For decades Americans were content to eat them deep fried and tossed in tangy Buffalo sauce. Over that stretch, Buffalo wings, became — and remain — the top flavor by a wide margin.
Then the demand for more heat entered the picture, followed by flavors of barbecue and smoky honey and jerk seasoning. Today, wings have achieved levels of extreme heat, helping to catapult them from popular appetizer status to core-of-concept stardom. Formerly a castoff cut, chicken wings are as in demand as any poultry part, and now they’ve become a versatile bite with which chefs test bold flavors drawn from international influences and even liquor cabinets.

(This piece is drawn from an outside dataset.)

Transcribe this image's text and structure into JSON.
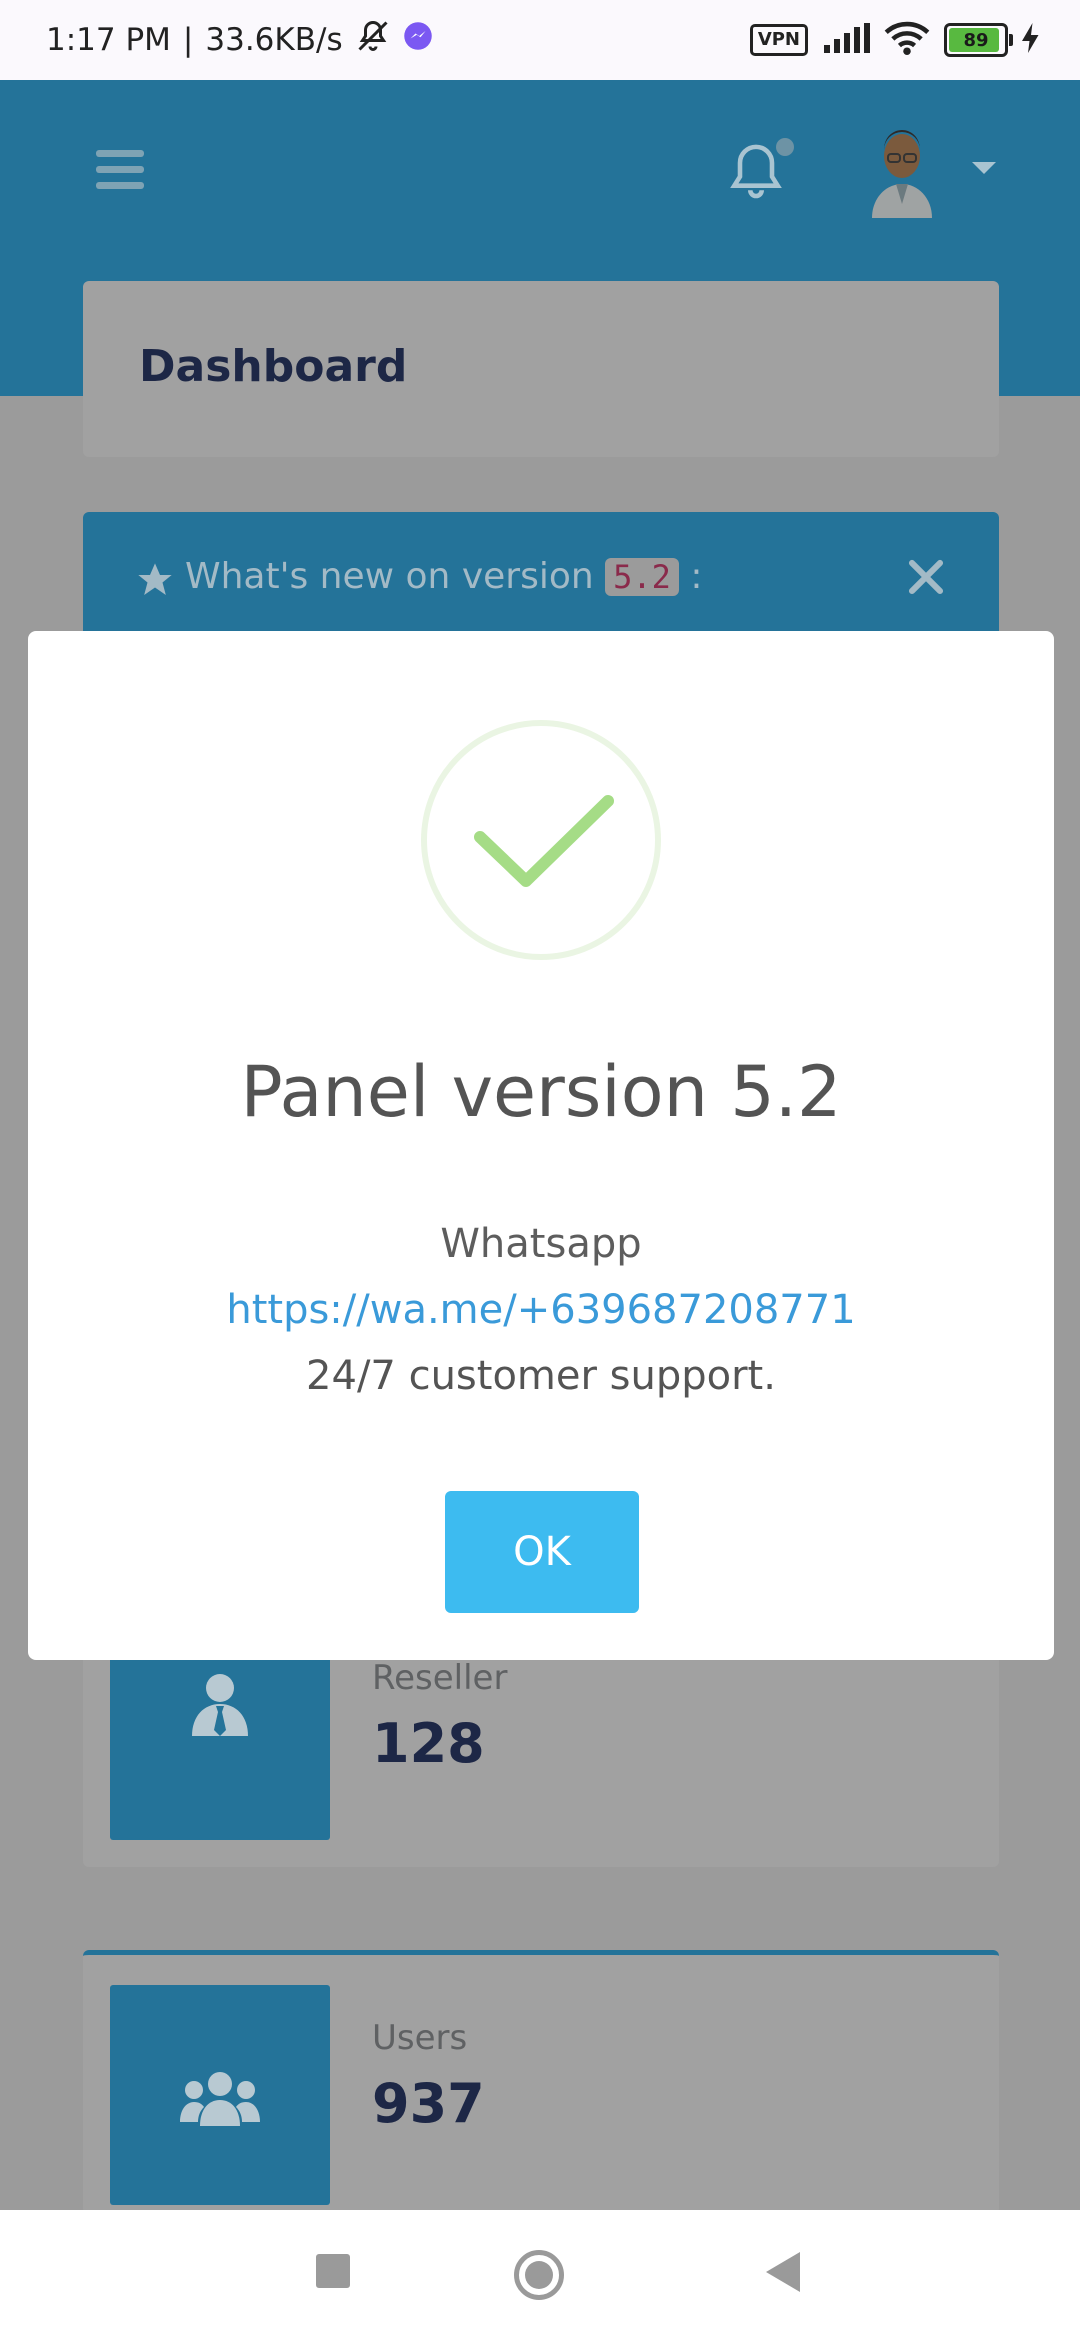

“Wings are excellent flavor carriers because they absorb whatever you put on them,” says Elliot Jablonsky research and development chef at 70-unit, Cincinnati-based Buffalo Wings & Rings Cincinnati. “Customers want bolder flavor and they’re comfortable getting that from wings.”
The numbers bear out Jablonsky's flavor claim. According to Chicago-based Datassential, the use of sriracha on wings rose 68 percent last year, and peanut use (most often in Thai-flavored renditions) climbed 48 percent. Dry rub applications — including a range of spices like jerk and Cajun seasoning to mere salt and pepper — are up 30 percent.
The data doesn’t surprise Jablonsky, who says spicy and salty applications are always the building blocks for popular wing flavors. Now he says people also expect heat to be an essential element in most wing presentations, meaning diners’ palates continue to crave more and more bold flavor.
“We’re not eating subtle food; we’re eating big flavors,” Jablonsky says. “Over time people’s palates require more flavor, and they move beyond what used to interest them. Everywhere you look, flavors are big and loud.”
In some cases, they're even screaming. That's the case at Dallas-based Wingstop, where Atomic is the name of its maximum heat level, followed by habanero. Less searing but still flavorful options include lemon pepper and a sweet and tangy Hawaiian sauce. Industry leading Buffalo Wild Wings maintains a 21-sauce lineup altered occasionally with seasonal LTOs. The Minneapolis-based chain’s Blazin’ sauce utilizes the fiery and fearsome ghost pepper, though several heat levels lower, a Thai curry sauce offers a bit of a buffer with flavors of coconut and less-potent chiles. Both make BWW’s bourbon honey mustard seem soothing by comparison.
Trip Kadey, director of culinary at The French’s Food Co., has helped lead the adaptation of Frank’s RedHot® sauce to this bolder flavor trend. In addition to some predictable offshoots of its RedHot® Buffalo Wings sauce, the company has extended its 11-sauce line to include Sweet Chili®, Sriracha Chili Sauce, Stingin’ Honey Garlic™ and Rajili® Sweet Ginger Sauce.
And while Kady acknowledges bolder flavors are increasing wing consumption, he believes variations on “the carrier” is helping usher in new flavors.
“The boneless wing is playing a significant role in that growth,” he says. That’s due in part to Generations X and Y being raised on chicken tenders, and “it keeps people from having to navigate the bone, skin and fat if they don’t want to.”
Kady also says healthful eating is driving the move to boneless wings that aren’t breaded.